Reshma Saujani, the founder and CEO of the national non-profit organization Girls Who Code, has taught computing skills to and inspired more than 10,000 girls across America. At the opening general session of the 2017 ALA Annual Conference this past June, Reshma spoke about Girls Who Code, how they are working to teach 100,000 girls to code by the end of 2018, and the organization’s many intersections with libraries.
Reshma is motivated to make sure that libraries – especially those who are interested in developing coding resources and programs – know about her free resources. As you will read in her message below, she invites ALA members and advocates to join the Girls Who Code movement.
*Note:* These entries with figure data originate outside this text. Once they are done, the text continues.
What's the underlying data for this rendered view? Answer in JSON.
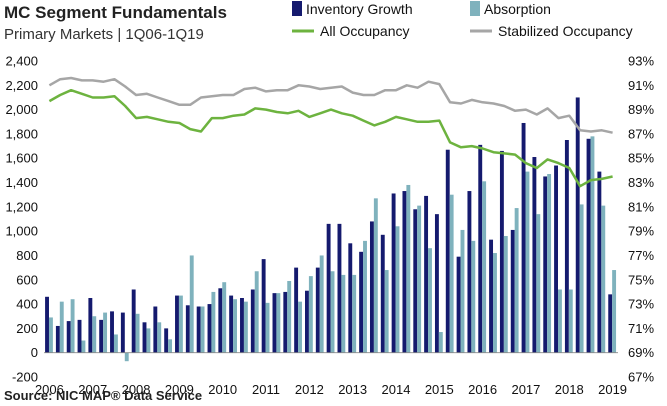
{
  "chart_data": {
    "type": "bar",
    "title": "MC Segment Fundamentals",
    "subtitle": "Primary Markets | 1Q06-1Q19",
    "source": "Source: NIC MAP® Data Service",
    "quarters": [
      "1Q06",
      "2Q06",
      "3Q06",
      "4Q06",
      "1Q07",
      "2Q07",
      "3Q07",
      "4Q07",
      "1Q08",
      "2Q08",
      "3Q08",
      "4Q08",
      "1Q09",
      "2Q09",
      "3Q09",
      "4Q09",
      "1Q10",
      "2Q10",
      "3Q10",
      "4Q10",
      "1Q11",
      "2Q11",
      "3Q11",
      "4Q11",
      "1Q12",
      "2Q12",
      "3Q12",
      "4Q12",
      "1Q13",
      "2Q13",
      "3Q13",
      "4Q13",
      "1Q14",
      "2Q14",
      "3Q14",
      "4Q14",
      "1Q15",
      "2Q15",
      "3Q15",
      "4Q15",
      "1Q16",
      "2Q16",
      "3Q16",
      "4Q16",
      "1Q17",
      "2Q17",
      "3Q17",
      "4Q17",
      "1Q18",
      "2Q18",
      "3Q18",
      "4Q18",
      "1Q19"
    ],
    "x_tick_labels": [
      "2006",
      "2007",
      "2008",
      "2009",
      "2010",
      "2011",
      "2012",
      "2013",
      "2014",
      "2015",
      "2016",
      "2017",
      "2018",
      "2019"
    ],
    "y_left": {
      "min": -200,
      "max": 2400,
      "step": 200,
      "tick_labels": [
        "-200",
        "0",
        "200",
        "400",
        "600",
        "800",
        "1,000",
        "1,200",
        "1,400",
        "1,600",
        "1,800",
        "2,000",
        "2,200",
        "2,400"
      ]
    },
    "y_right": {
      "min": 67,
      "max": 93,
      "step": 2,
      "tick_labels": [
        "67%",
        "69%",
        "71%",
        "73%",
        "75%",
        "77%",
        "79%",
        "81%",
        "83%",
        "85%",
        "87%",
        "89%",
        "91%",
        "93%"
      ]
    },
    "legend": [
      {
        "label": "Inventory Growth",
        "kind": "bar",
        "color": "#151a6e"
      },
      {
        "label": "Absorption",
        "kind": "bar",
        "color": "#7fb2bd"
      },
      {
        "label": "All Occupancy",
        "kind": "line",
        "color": "#6db33f"
      },
      {
        "label": "Stabilized Occupancy",
        "kind": "line",
        "color": "#a6a6a6"
      }
    ],
    "series": [
      {
        "name": "Inventory Growth",
        "axis": "left",
        "color": "#151a6e",
        "values": [
          460,
          220,
          260,
          270,
          450,
          270,
          340,
          330,
          520,
          250,
          380,
          200,
          470,
          390,
          380,
          400,
          530,
          470,
          450,
          520,
          770,
          490,
          500,
          700,
          510,
          700,
          1060,
          1060,
          900,
          830,
          1080,
          970,
          1310,
          1330,
          1180,
          1290,
          1140,
          1670,
          790,
          1330,
          1710,
          930,
          1660,
          1010,
          1890,
          1610,
          1450,
          1540,
          1750,
          2100,
          1760,
          1490,
          480
        ]
      },
      {
        "name": "Absorption",
        "axis": "left",
        "color": "#7fb2bd",
        "values": [
          290,
          420,
          440,
          100,
          300,
          330,
          150,
          -70,
          320,
          200,
          250,
          110,
          470,
          800,
          380,
          500,
          580,
          440,
          420,
          670,
          410,
          490,
          590,
          420,
          630,
          800,
          670,
          640,
          640,
          920,
          1270,
          680,
          1040,
          1380,
          1210,
          860,
          170,
          1300,
          1010,
          920,
          1410,
          820,
          960,
          1190,
          1490,
          1140,
          1470,
          520,
          520,
          1220,
          1780,
          1210,
          680
        ]
      },
      {
        "name": "All Occupancy",
        "axis": "right",
        "color": "#6db33f",
        "values": [
          89.7,
          90.2,
          90.6,
          90.3,
          90.0,
          90.0,
          90.1,
          89.3,
          88.3,
          88.4,
          88.2,
          88.0,
          87.9,
          87.4,
          87.2,
          88.3,
          88.3,
          88.5,
          88.6,
          89.1,
          89.0,
          88.8,
          88.7,
          88.9,
          88.4,
          88.7,
          89.0,
          88.7,
          88.5,
          88.1,
          87.7,
          88.0,
          88.4,
          88.2,
          88.0,
          88.0,
          88.1,
          86.3,
          85.9,
          86.0,
          85.8,
          85.5,
          85.4,
          85.3,
          84.6,
          84.2,
          84.9,
          84.6,
          84.2,
          82.7,
          83.2,
          83.3,
          83.5
        ]
      },
      {
        "name": "Stabilized Occupancy",
        "axis": "right",
        "color": "#a6a6a6",
        "values": [
          91.0,
          91.5,
          91.6,
          91.4,
          91.4,
          91.3,
          91.5,
          90.9,
          90.2,
          90.3,
          90.0,
          89.7,
          89.4,
          89.4,
          90.0,
          90.1,
          90.2,
          90.2,
          90.7,
          90.8,
          90.5,
          90.6,
          90.6,
          91.0,
          90.9,
          90.7,
          90.8,
          90.9,
          90.4,
          90.2,
          90.2,
          90.6,
          90.6,
          91.0,
          90.8,
          91.3,
          91.1,
          89.6,
          89.5,
          89.8,
          89.6,
          89.5,
          89.3,
          88.9,
          89.0,
          88.6,
          89.1,
          88.3,
          88.5,
          87.3,
          87.2,
          87.3,
          87.1
        ]
      }
    ],
    "grid": false,
    "legend_position": "top-right"
  }
}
To request a free Girls Who Code Starter Kit, including tips for leaders, giveaways and more, email: email@example.com
Computing skills are the most sought-after in the US job market, but girls across the US are being left behind. Today, less than a quarter of computing jobs are held by women, and that number is declining.
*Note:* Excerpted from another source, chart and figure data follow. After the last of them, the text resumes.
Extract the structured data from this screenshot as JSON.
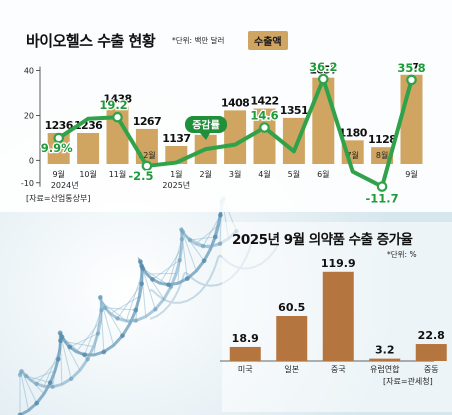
{
  "chart_data": [
    {
      "type": "bar+line",
      "title": "바이오헬스 수출 현황",
      "unit_note": "*단위: 백만 달러",
      "legend_bar": "수출액",
      "legend_line": "증감률",
      "source": "[자료=산업통상부]",
      "categories": [
        "9월",
        "10월",
        "11월",
        "12월",
        "1월",
        "2월",
        "3월",
        "4월",
        "5월",
        "6월",
        "7월",
        "8월",
        "9월"
      ],
      "year_labels": [
        {
          "index": 0,
          "text": "2024년"
        },
        {
          "index": 4,
          "text": "2025년"
        }
      ],
      "bar_values": [
        1236,
        1236,
        1438,
        1267,
        1137,
        1222,
        1408,
        1422,
        1351,
        1657,
        1180,
        1128,
        1679
      ],
      "bar_labels": [
        "1236",
        "1236",
        "1438",
        "1267",
        "1137",
        "1222",
        "1408",
        "1422",
        "1351",
        "1657",
        "1180",
        "1128",
        "1679"
      ],
      "line_values": [
        9.9,
        18.5,
        19.2,
        -2.5,
        -1,
        5,
        7,
        14.6,
        4,
        36.2,
        -5,
        -11.7,
        35.8
      ],
      "highlighted_points": [
        {
          "index": 0,
          "label": "9.9%"
        },
        {
          "index": 2,
          "label": "19.2"
        },
        {
          "index": 3,
          "label": "-2.5"
        },
        {
          "index": 7,
          "label": "14.6"
        },
        {
          "index": 9,
          "label": "36.2"
        },
        {
          "index": 11,
          "label": "-11.7"
        },
        {
          "index": 12,
          "label": "35.8"
        }
      ],
      "y_axis_ticks": [
        "40",
        "20",
        "0",
        "-10"
      ],
      "y_axis_tick_values": [
        40,
        20,
        0,
        -10
      ],
      "ylim_line": [
        -15,
        42
      ],
      "colors": {
        "bar": "#cfa561",
        "line": "#2fa24a",
        "label_green": "#1f9a3a"
      }
    },
    {
      "type": "bar",
      "title": "2025년 9월 의약품 수출 증가율",
      "unit_note": "*단위: %",
      "source": "[자료=관세청]",
      "categories": [
        "미국",
        "일본",
        "중국",
        "유럽연합",
        "중동"
      ],
      "values": [
        18.9,
        60.5,
        119.9,
        3.2,
        22.8
      ],
      "value_labels": [
        "18.9",
        "60.5",
        "119.9",
        "3.2",
        "22.8"
      ],
      "ylim": [
        0,
        125
      ],
      "colors": {
        "bar": "#b5753f"
      }
    }
  ]
}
First off, I am not a coder. My background is as a lawyer and politician. In 2010, I was the first South Asian-American woman to run for Congress. When I was running for office, I spent a lot of time visiting schools. That’s when I noticed something. In every computer lab, I saw dozens of boys learning to code and training to be tech innovators. But there were barely any girls! This didn’t seem right to me. I did some research and learned that by 2020, there will be 1.4 million open jobs in computing, but fewer than 1 in 5 computer science graduates are women. With women making up almost half of our work force, it’s imperative for our economy that we’re preparing our girls for the future of work.
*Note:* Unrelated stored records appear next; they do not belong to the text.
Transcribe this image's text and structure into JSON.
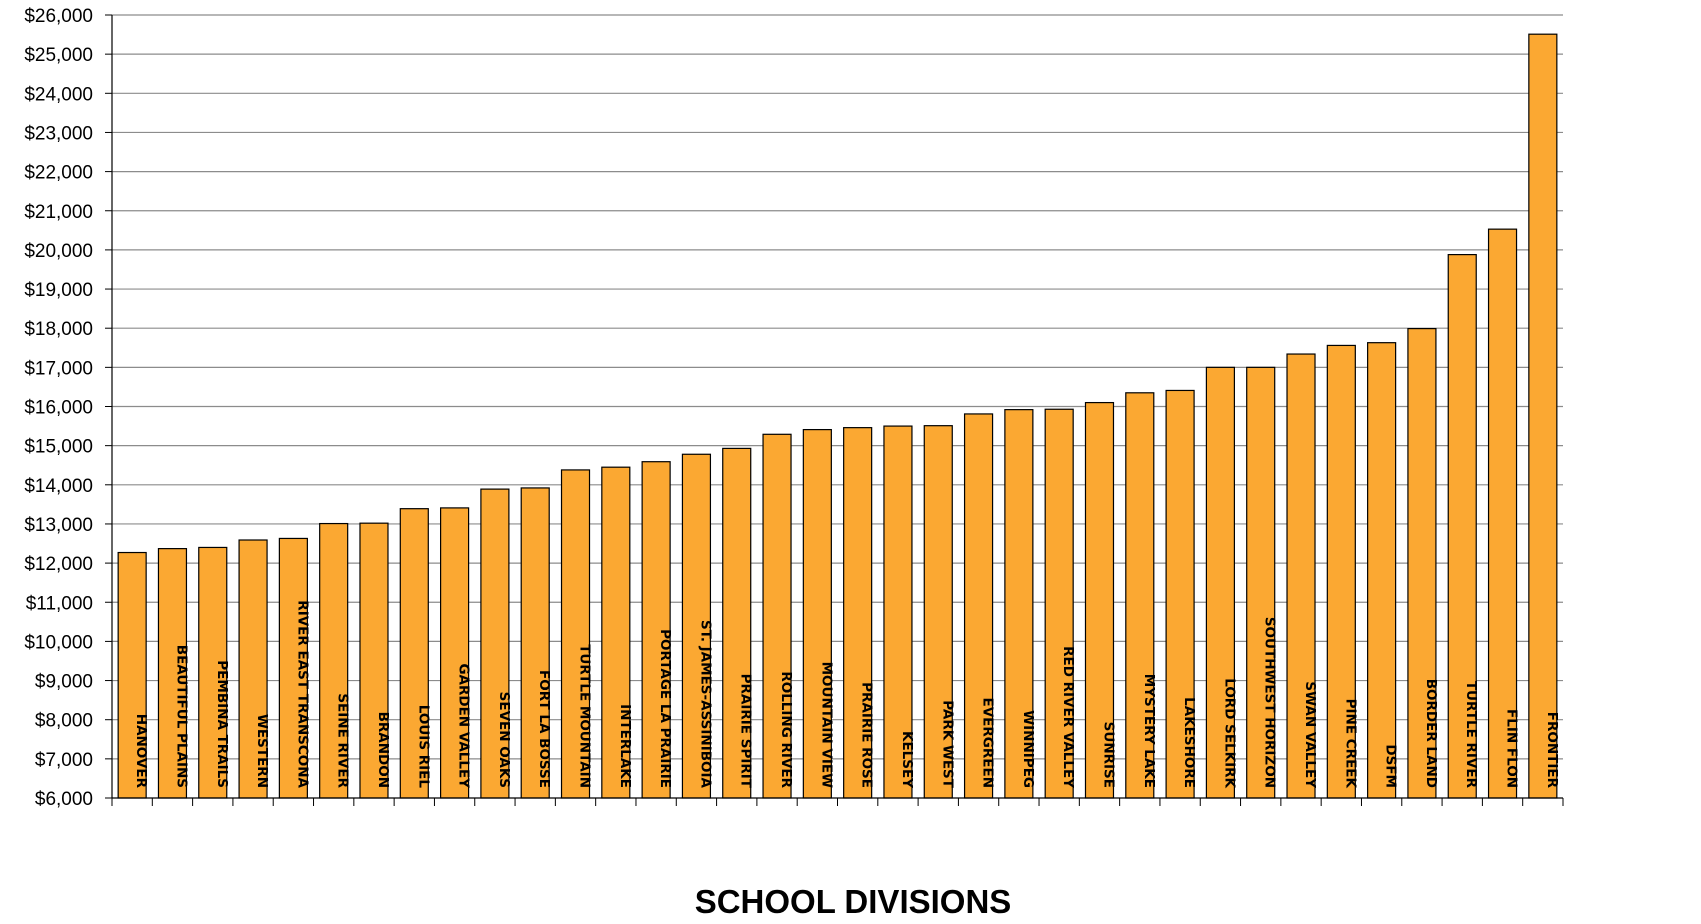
{
  "chart_data": {
    "type": "bar",
    "title": "",
    "xlabel": "SCHOOL DIVISIONS",
    "ylabel": "",
    "ylim": [
      6000,
      26000
    ],
    "ytick_step": 1000,
    "ytick_labels": [
      "$6,000",
      "$7,000",
      "$8,000",
      "$9,000",
      "$10,000",
      "$11,000",
      "$12,000",
      "$13,000",
      "$14,000",
      "$15,000",
      "$16,000",
      "$17,000",
      "$18,000",
      "$19,000",
      "$20,000",
      "$21,000",
      "$22,000",
      "$23,000",
      "$24,000",
      "$25,000",
      "$26,000"
    ],
    "grid": true,
    "legend": "none",
    "bar_color": "#FBA832",
    "categories": [
      "HANOVER",
      "BEAUTIFUL PLAINS",
      "PEMBINA TRAILS",
      "WESTERN",
      "RIVER EAST TRANSCONA",
      "SEINE RIVER",
      "BRANDON",
      "LOUIS RIEL",
      "GARDEN VALLEY",
      "SEVEN OAKS",
      "FORT LA BOSSE",
      "TURTLE MOUNTAIN",
      "INTERLAKE",
      "PORTAGE LA PRAIRIE",
      "ST. JAMES-ASSINIBOIA",
      "PRAIRIE SPIRIT",
      "ROLLING RIVER",
      "MOUNTAIN VIEW",
      "PRAIRIE ROSE",
      "KELSEY",
      "PARK WEST",
      "EVERGREEN",
      "WINNIPEG",
      "RED RIVER VALLEY",
      "SUNRISE",
      "MYSTERY LAKE",
      "LAKESHORE",
      "LORD SELKIRK",
      "SOUTHWEST HORIZON",
      "SWAN VALLEY",
      "PINE CREEK",
      "DSFM",
      "BORDER LAND",
      "TURTLE RIVER",
      "FLIN FLON",
      "FRONTIER"
    ],
    "values": [
      12270,
      12370,
      12400,
      12590,
      12630,
      13010,
      13020,
      13390,
      13410,
      13890,
      13920,
      14380,
      14450,
      14590,
      14780,
      14930,
      15290,
      15410,
      15460,
      15500,
      15510,
      15810,
      15920,
      15930,
      16100,
      16350,
      16410,
      17000,
      17000,
      17340,
      17560,
      17630,
      17990,
      19880,
      20530,
      25510
    ]
  }
}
I decided I was going to teach girls to code and close the gender gap in tech. What started as an experiment with 20 girls in a New York City classroom has grown to a movement of 40,000 middle and high school girls across the states.
In 2017, we’re expanding our movement with the launch of a 13-book series as an invitation for girls everywhere to learn to code and change the world. These books include explanations of computer science concepts using real life examples; relatable characters and profiles of women in tech. It’s one of the first times that the story of computer science has been told through so many girls’ voices. We’re doing this because literary representation matters; one of the best ways to spark girls’ interest is to share stories of girls who look like them. When you teach girls to code, they become change agents and can build apps, programs, and movements to help tackle our country’s toughest problems.
With these books and our Clubs Program, Girls Who Code seeking to teach 100,000 girls to code by the end of 2018. Clubs are free after-school programs for girls to use computer science to impact their community and join our sisterhood of supportive peers and role models. Clubs are led by Facilitators, who can be librarians, teachers, computer scientists, parents or volunteers from any background or field. Many Facilitators have no technical experience and learn to code alongside their Club members.
We hope you’ll join our movement by bringing these books and a Club to your library.